Although he equips himself with a helmet, cycling vest and bike lights, he notices that drivers of motorized vehicles seem to ignore him on the road.

“I have to be careful with motorbikes and cars. Sometimes, all of a sudden, motorbikes get in front of me even on the designated bike lane,” he told The Jakarta Post on the sidelines of the event.

The city administration plans to expand its bike lane network to up to 63 kilometers on several roads across the capital next year.

The Jakarta Transportation Agency has allocated Rp 62 billion (US$4.4 million) for the bike lane expansion. 

The administration aims to eventually have up to 500 km of bike lanes throughout the city.

Still, despite clear signs in place to mark the designated bike lanes, violations are still rampant as motorists occupy or pass through the lanes, jeopardizing the safety of urban cyclists.

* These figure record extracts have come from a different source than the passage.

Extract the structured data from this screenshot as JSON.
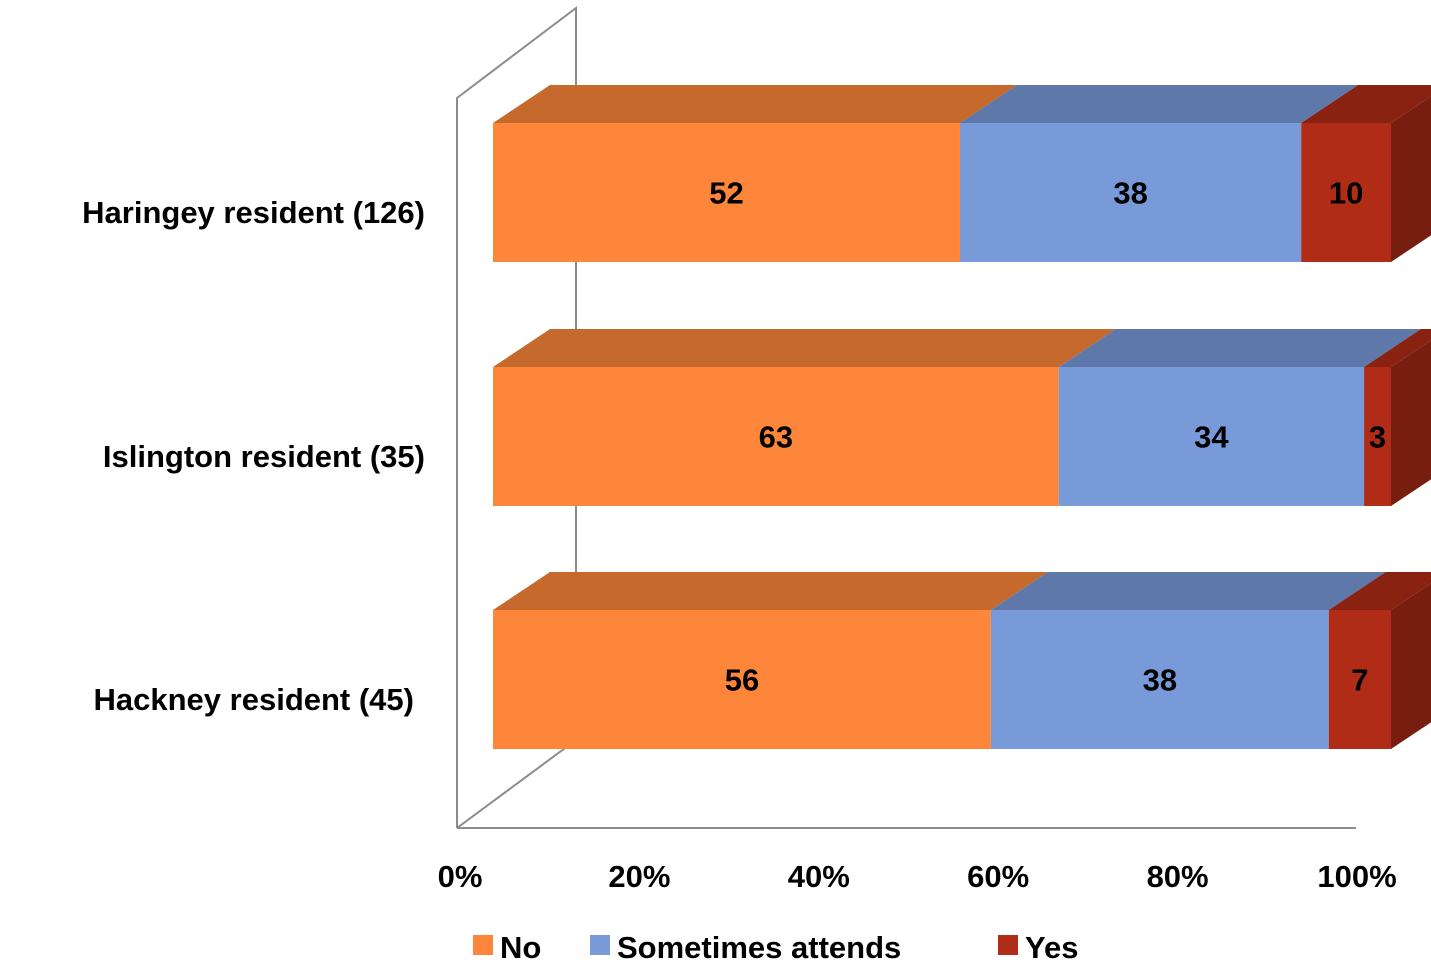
{
  "chart_data": {
    "type": "bar",
    "orientation": "horizontal",
    "stacked": "percent",
    "style": "3d",
    "categories": [
      "Haringey resident (126)",
      "Islington resident (35)",
      "Hackney resident (45)"
    ],
    "series": [
      {
        "name": "No",
        "color": "#FD863A",
        "values": [
          52,
          63,
          56
        ]
      },
      {
        "name": "Sometimes attends",
        "color": "#789AD9",
        "values": [
          38,
          34,
          38
        ]
      },
      {
        "name": "Yes",
        "color": "#B12C17",
        "values": [
          10,
          3,
          7
        ]
      }
    ],
    "x_ticks": [
      "0%",
      "20%",
      "40%",
      "60%",
      "80%",
      "100%"
    ],
    "xlim": [
      0,
      100
    ],
    "legend_position": "bottom",
    "grid": false
  }
}
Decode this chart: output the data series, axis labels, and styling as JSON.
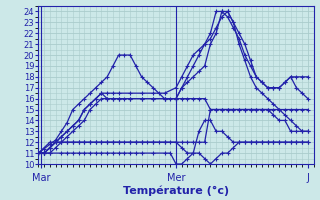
{
  "title": "Température (°c)",
  "background_color": "#cce8e8",
  "grid_color": "#aacccc",
  "line_color": "#2222aa",
  "axis_color": "#2222aa",
  "xlim": [
    0,
    48
  ],
  "ylim": [
    10,
    24.5
  ],
  "yticks": [
    10,
    11,
    12,
    13,
    14,
    15,
    16,
    17,
    18,
    19,
    20,
    21,
    22,
    23,
    24
  ],
  "xtick_positions": [
    0.5,
    24,
    47
  ],
  "xtick_labels": [
    "Mar",
    "Mer",
    "J"
  ],
  "series": [
    {
      "x": [
        0,
        1,
        2,
        3,
        4,
        5,
        6,
        7,
        8,
        9,
        10,
        11,
        12,
        13,
        14,
        15,
        16,
        17,
        18,
        19,
        20,
        21,
        22,
        23,
        24,
        25,
        26,
        27,
        28,
        29,
        30,
        31,
        32,
        33,
        34,
        35,
        36,
        37,
        38,
        39,
        40,
        41,
        42,
        43,
        44,
        45,
        46,
        47
      ],
      "y": [
        11,
        11.4,
        11.8,
        12.2,
        13,
        13.8,
        15,
        15.5,
        16,
        16.5,
        17,
        17.5,
        18,
        19,
        20,
        20,
        20,
        19,
        18,
        17.5,
        17,
        16.5,
        16,
        16,
        16,
        16,
        16,
        16,
        16,
        16,
        15,
        15,
        15,
        15,
        15,
        15,
        15,
        15,
        15,
        15,
        15,
        15,
        15,
        15,
        15,
        15,
        15,
        15
      ]
    },
    {
      "x": [
        0,
        1,
        2,
        3,
        4,
        5,
        6,
        7,
        8,
        9,
        10,
        11,
        12,
        13,
        14,
        15,
        16,
        17,
        18,
        19,
        20,
        21,
        22,
        23,
        24,
        25,
        26,
        27,
        28,
        29,
        30,
        31,
        32,
        33,
        34,
        35,
        36,
        37,
        38,
        39,
        40,
        41,
        42,
        43,
        44,
        45,
        46,
        47
      ],
      "y": [
        11,
        11,
        11.5,
        12,
        12,
        12,
        12,
        12,
        12,
        12,
        12,
        12,
        12,
        12,
        12,
        12,
        12,
        12,
        12,
        12,
        12,
        12,
        12,
        12,
        12,
        11.5,
        11,
        11,
        11,
        10.5,
        10,
        10.5,
        11,
        11,
        11.5,
        12,
        12,
        12,
        12,
        12,
        12,
        12,
        12,
        12,
        12,
        12,
        12,
        12
      ]
    },
    {
      "x": [
        0,
        1,
        2,
        4,
        5,
        6,
        7,
        8,
        9,
        10,
        11,
        12,
        13,
        14,
        15,
        16,
        17,
        18,
        20,
        22,
        23,
        24,
        25,
        26,
        27,
        28,
        29,
        30,
        31,
        32,
        33,
        34,
        35,
        36,
        37,
        38,
        39,
        40,
        41,
        42,
        43,
        44,
        45,
        46,
        47
      ],
      "y": [
        11,
        11,
        11,
        11,
        11,
        11,
        11,
        11,
        11,
        11,
        11,
        11,
        11,
        11,
        11,
        11,
        11,
        11,
        11,
        11,
        11,
        10,
        10,
        10.5,
        11,
        13,
        14,
        14,
        13,
        13,
        12.5,
        12,
        12,
        12,
        12,
        12,
        12,
        12,
        12,
        12,
        12,
        12,
        12,
        12,
        12
      ]
    },
    {
      "x": [
        0,
        2,
        4,
        5,
        6,
        7,
        8,
        9,
        10,
        11,
        12,
        13,
        14,
        16,
        17,
        18,
        20,
        22,
        24,
        25,
        26,
        27,
        28,
        29,
        30,
        31,
        32,
        33,
        34,
        35,
        36,
        37,
        38,
        39,
        40,
        41,
        42,
        43,
        44,
        45,
        46,
        47
      ],
      "y": [
        11,
        12,
        12,
        12,
        12,
        12,
        12,
        12,
        12,
        12,
        12,
        12,
        12,
        12,
        12,
        12,
        12,
        12,
        12,
        12,
        12,
        12,
        12,
        12,
        15,
        15,
        15,
        15,
        15,
        15,
        15,
        15,
        15,
        15,
        15,
        14.5,
        14,
        14,
        13,
        13,
        13,
        13
      ]
    },
    {
      "x": [
        0,
        1,
        2,
        3,
        4,
        5,
        6,
        7,
        8,
        9,
        10,
        11,
        12,
        13,
        14,
        15,
        16,
        18,
        20,
        22,
        24,
        25,
        26,
        27,
        28,
        29,
        30,
        31,
        32,
        33,
        34,
        35,
        36,
        37,
        38,
        39,
        40,
        41,
        42,
        43,
        44,
        45,
        46,
        47
      ],
      "y": [
        11,
        11,
        11.5,
        12,
        12.5,
        13,
        13.5,
        14,
        15,
        15.5,
        16,
        16.5,
        16,
        16,
        16,
        16,
        16,
        16,
        16,
        16,
        16,
        17,
        17.5,
        18,
        18.5,
        19,
        21,
        22,
        24,
        24,
        23,
        22,
        21,
        19.5,
        18,
        17.5,
        17,
        17,
        17,
        17.5,
        18,
        18,
        18,
        18
      ]
    },
    {
      "x": [
        0,
        1,
        2,
        3,
        4,
        5,
        6,
        7,
        8,
        9,
        10,
        11,
        12,
        13,
        14,
        16,
        18,
        20,
        22,
        24,
        25,
        26,
        27,
        28,
        29,
        30,
        31,
        32,
        33,
        34,
        35,
        36,
        37,
        38,
        39,
        40,
        41,
        42,
        43,
        44,
        45,
        46,
        47
      ],
      "y": [
        11,
        11,
        11.5,
        12,
        12.5,
        13,
        13.5,
        14,
        15,
        15.5,
        16,
        16.5,
        16.5,
        16.5,
        16.5,
        16.5,
        16.5,
        16.5,
        16.5,
        17,
        18,
        19,
        20,
        20.5,
        21,
        22,
        24,
        24,
        23.5,
        22.5,
        21.5,
        20,
        19,
        18,
        17.5,
        17,
        17,
        17,
        17.5,
        18,
        17,
        16.5,
        16
      ]
    },
    {
      "x": [
        0,
        1,
        2,
        3,
        4,
        5,
        6,
        7,
        8,
        9,
        10,
        11,
        12,
        13,
        14,
        16,
        18,
        20,
        22,
        24,
        25,
        26,
        27,
        28,
        29,
        30,
        31,
        32,
        33,
        34,
        35,
        36,
        37,
        38,
        39,
        40,
        41,
        42,
        43,
        44,
        45,
        46,
        47
      ],
      "y": [
        11,
        11,
        11,
        11.5,
        12,
        12.5,
        13,
        13.5,
        14,
        15,
        15.5,
        16,
        16,
        16,
        16,
        16,
        16,
        16,
        16,
        16,
        17,
        18,
        19,
        20,
        21,
        21.5,
        22.5,
        23.5,
        24,
        23,
        21,
        19.5,
        18,
        17,
        16.5,
        16,
        15.5,
        15,
        14.5,
        14,
        13.5,
        13,
        13
      ]
    }
  ]
}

In order to improve the safety of cycling in the capital, the city administration has come up with an idea to deploy separators using traffic cones on the lanes.

“Wide roads and roads with at least two lanes traveling in the same direction will be the priority. The point [of deploying separators] is to share space,” Jakarta Transportation Agency secretary Masdes Arouffy told the Post after the discussion.

For narrow roads, bike lanes will continue to be marked with dotted lines.

He added that CCTV cameras would also be installed on roads, as well as traffic signs for cyclists.

“We are studying the locations to install [CCTV and traffic signs],” he said.

The administration is currently conducting a trial for the expanded bike lanes.

The agency, in cooperation with the Jakarta Police’s traffic unit, depends on its manpower deployed on the roads to ticket motorists who drive on bike lanes.

The agency recorded a total of 444 drivers ticketed as of Wednesday. The city administration started to enforce the regulation with a maximum Rp 500,000 (US$35.42) fine on Monday.

The bike lane program was initiated by then-Jakarta governor Fauzi Bowo in 2009, which resulted in a master plan of bike lanes.

His successor Joko “Jokowi” Widodo then issued a gubernatorial decree in 2012 to cement the provision of bike lanes.

Governor Anies Baswedan recently issued a gubernatorial regulation on bike lanes, which stipulates the general requirements for bike lanes and the list of roads on which they will be implemented.

Urban planning expert Nirwono Joga from Trisakti University urged the city administration to evaluate the routes of bike lanes it had developed for the sake of the sustainability of the program. He argued that there should be a study revealing whether they were actually the routes used regularly by cyclists.

“The city administration should have the courage to evaluate the failure of preceding programs. Let’s not repeat the same mistakes again and again,” he said during the discussion.

He suggested the routes used by cyclists might include roads along riverbanks and parks, citing urban park connectors in Singapore, a cycling path network that connects various parks and other green spaces.

“[Urban park connectors] aim for safety and to suppress potential horizontal conflict between cyclists and motorized vehicle drivers,” he said.

In a broader perspective, he said the safety issue was just among a list of problems regarding bike lanes, which mainly originated from the lack of institutional focus by the city.

The rising number of cyclists and scooter users should be managed properly, he said.

“If there is no specialized unit for non-motorized vehicles in the [Jakarta Transportation] Agency, program sustainability won’t be achieved,” he added.

To realize a true cycling-friendly city, Puput emphasized that public awareness about the negative impacts of Jakarta’s notorious traffic should be disseminated, not only the economic losses but also the health threats caused by air pollution.

The Jakarta administration has recently come under fire for the poor air quality blanketing the capital. The latest Air Quality Life Index (AQLI) issued in March by the Energy Policy Institute at the University of Chicago (EPIC), showed that Jakartans can expect to have 2.3 years cut off their life expectancy if 2016 pollution levels are sustained over their lifetime.

The city’s program of bike lane expansion is among the efforts designed to tackle the air pollution issue.

“We should start to promote pedestrian and cyclist-friendly transportation policies,” Puput said.